Politics – i.e., source gain, where everyone receives a stimulus payment from the government even with having no jobs due to AI – are a huge part of this novel. There’s an exploration into solutions for people losing their jobs due to technological advancement with a real basis of intellect and clear roots in non-fiction research done by the author. It lends itself to authenticity. Also, a delve into failsafes, both in law and in physical practice, for AI, and Auts. Ways to govern and control these before they gain consciousness – a strong theme throughout. And the question of what if? What if they gain consciousness, can we not control them then? Does that make them human and afford them human rights? There’s a lot of food for thought here that mirror conversations we must have in the real world.
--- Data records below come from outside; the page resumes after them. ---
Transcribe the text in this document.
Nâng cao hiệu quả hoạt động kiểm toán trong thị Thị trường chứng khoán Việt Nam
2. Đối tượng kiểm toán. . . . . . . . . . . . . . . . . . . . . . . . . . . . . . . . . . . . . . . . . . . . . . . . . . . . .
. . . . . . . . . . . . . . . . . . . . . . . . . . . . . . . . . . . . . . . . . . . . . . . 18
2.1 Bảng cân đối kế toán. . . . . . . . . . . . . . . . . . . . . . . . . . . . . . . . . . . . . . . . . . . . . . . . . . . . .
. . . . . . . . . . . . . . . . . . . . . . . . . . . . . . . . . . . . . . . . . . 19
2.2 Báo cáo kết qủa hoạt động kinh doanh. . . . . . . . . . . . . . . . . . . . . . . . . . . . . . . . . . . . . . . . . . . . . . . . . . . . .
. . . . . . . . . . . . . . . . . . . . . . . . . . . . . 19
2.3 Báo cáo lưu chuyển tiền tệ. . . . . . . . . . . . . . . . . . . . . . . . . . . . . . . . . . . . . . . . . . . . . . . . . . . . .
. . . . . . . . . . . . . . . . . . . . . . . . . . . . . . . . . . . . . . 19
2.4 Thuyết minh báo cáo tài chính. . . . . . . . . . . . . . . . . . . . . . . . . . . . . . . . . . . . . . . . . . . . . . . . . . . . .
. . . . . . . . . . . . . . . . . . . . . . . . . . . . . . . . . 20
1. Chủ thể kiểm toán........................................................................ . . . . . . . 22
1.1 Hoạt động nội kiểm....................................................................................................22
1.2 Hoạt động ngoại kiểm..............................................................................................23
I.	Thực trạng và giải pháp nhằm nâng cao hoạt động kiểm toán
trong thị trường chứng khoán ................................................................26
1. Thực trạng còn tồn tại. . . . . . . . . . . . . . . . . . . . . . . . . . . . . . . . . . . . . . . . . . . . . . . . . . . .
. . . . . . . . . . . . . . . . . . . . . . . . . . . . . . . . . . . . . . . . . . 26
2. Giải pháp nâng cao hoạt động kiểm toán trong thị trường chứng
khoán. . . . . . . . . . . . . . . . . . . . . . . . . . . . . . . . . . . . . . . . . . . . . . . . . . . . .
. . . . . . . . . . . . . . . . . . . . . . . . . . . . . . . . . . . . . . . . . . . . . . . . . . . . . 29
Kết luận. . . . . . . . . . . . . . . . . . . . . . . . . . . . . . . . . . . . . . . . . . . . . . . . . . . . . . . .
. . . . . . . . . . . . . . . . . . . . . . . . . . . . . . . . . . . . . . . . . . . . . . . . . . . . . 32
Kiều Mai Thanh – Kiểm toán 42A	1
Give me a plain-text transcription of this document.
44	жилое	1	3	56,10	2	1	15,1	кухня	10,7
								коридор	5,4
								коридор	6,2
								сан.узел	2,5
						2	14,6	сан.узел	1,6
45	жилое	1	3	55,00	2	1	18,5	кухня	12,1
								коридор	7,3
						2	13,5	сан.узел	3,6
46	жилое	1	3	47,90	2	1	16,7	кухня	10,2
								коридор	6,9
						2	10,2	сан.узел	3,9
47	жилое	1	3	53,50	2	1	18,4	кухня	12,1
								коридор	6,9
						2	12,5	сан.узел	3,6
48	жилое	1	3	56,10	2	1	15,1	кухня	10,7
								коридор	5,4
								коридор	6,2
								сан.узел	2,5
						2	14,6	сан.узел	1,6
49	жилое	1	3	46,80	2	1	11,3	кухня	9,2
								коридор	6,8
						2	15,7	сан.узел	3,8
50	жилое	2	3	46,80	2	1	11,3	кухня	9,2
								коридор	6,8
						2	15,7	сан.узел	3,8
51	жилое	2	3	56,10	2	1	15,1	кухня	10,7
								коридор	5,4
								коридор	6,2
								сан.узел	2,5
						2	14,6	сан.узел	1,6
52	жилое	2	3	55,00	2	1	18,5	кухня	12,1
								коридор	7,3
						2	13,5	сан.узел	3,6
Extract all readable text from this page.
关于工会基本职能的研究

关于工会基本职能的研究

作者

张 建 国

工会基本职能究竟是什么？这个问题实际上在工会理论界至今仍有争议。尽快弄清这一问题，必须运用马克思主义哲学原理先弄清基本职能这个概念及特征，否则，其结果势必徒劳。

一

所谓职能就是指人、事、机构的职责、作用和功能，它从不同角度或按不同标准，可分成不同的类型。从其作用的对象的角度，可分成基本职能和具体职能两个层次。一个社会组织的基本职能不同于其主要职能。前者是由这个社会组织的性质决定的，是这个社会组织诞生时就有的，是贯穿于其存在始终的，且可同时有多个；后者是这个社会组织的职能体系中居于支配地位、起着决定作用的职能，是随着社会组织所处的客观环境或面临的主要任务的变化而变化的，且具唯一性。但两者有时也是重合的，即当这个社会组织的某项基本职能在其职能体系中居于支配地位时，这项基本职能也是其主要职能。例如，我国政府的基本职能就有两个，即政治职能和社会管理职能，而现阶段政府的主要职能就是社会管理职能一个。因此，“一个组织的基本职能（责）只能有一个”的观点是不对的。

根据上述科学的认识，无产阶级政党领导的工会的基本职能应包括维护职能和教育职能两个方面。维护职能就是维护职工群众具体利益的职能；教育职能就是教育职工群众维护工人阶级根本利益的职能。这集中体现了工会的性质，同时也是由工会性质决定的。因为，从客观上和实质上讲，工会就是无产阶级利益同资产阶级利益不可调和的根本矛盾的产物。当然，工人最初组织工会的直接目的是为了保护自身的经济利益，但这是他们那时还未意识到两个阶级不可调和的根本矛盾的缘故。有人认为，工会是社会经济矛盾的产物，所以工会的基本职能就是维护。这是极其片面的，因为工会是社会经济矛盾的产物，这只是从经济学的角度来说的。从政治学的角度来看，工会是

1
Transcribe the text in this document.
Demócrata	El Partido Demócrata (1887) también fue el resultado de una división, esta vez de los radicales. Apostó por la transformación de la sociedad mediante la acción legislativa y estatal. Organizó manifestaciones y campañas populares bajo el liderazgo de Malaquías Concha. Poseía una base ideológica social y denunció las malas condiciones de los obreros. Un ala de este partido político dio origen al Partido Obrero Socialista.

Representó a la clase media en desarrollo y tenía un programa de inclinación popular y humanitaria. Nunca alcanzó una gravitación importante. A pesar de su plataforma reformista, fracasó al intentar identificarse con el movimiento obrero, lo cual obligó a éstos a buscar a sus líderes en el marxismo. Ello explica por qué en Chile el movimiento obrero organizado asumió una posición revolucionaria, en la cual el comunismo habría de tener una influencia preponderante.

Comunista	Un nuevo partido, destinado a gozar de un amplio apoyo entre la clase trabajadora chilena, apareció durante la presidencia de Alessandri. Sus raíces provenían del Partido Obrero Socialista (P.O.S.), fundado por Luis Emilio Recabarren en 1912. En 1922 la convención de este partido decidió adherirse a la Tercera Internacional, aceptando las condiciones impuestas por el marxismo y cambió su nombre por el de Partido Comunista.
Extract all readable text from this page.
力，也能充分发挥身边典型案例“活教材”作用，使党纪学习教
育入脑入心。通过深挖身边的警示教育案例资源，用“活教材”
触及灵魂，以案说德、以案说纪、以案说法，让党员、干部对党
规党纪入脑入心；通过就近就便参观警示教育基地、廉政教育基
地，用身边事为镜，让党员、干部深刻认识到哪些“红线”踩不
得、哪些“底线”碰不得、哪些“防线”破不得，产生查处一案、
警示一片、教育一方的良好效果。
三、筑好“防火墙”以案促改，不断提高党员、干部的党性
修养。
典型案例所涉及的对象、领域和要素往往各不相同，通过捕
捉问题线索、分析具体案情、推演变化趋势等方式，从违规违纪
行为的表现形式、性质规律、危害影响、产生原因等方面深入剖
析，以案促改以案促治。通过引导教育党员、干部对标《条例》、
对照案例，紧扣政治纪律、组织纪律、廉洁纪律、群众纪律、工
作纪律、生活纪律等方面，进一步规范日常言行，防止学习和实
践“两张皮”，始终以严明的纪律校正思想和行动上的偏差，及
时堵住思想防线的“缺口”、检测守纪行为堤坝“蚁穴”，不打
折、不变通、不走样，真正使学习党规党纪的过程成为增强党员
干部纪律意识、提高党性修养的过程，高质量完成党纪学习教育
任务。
The prose was something to pay particular attention to because of the smooth ebb and flow of it, the clinical precision and often a tidiness that can’t be quantified but is surely evidence of someone who knows their trade. Each character was set out clearly in their differences by language use, by the way they interacted with the world, by the way they carved out their reactions to the changes around them, the way their alternate ideals bounced off and gripped onto each other’s. These differences in register and voice paved the way for believable characters – and character is clearly a strong point for Lee.
Overall, if you like small, intimate fiction that asks very big questions, this is the perfect novel for you. It has AI and the consequence of such technological advancement in droves.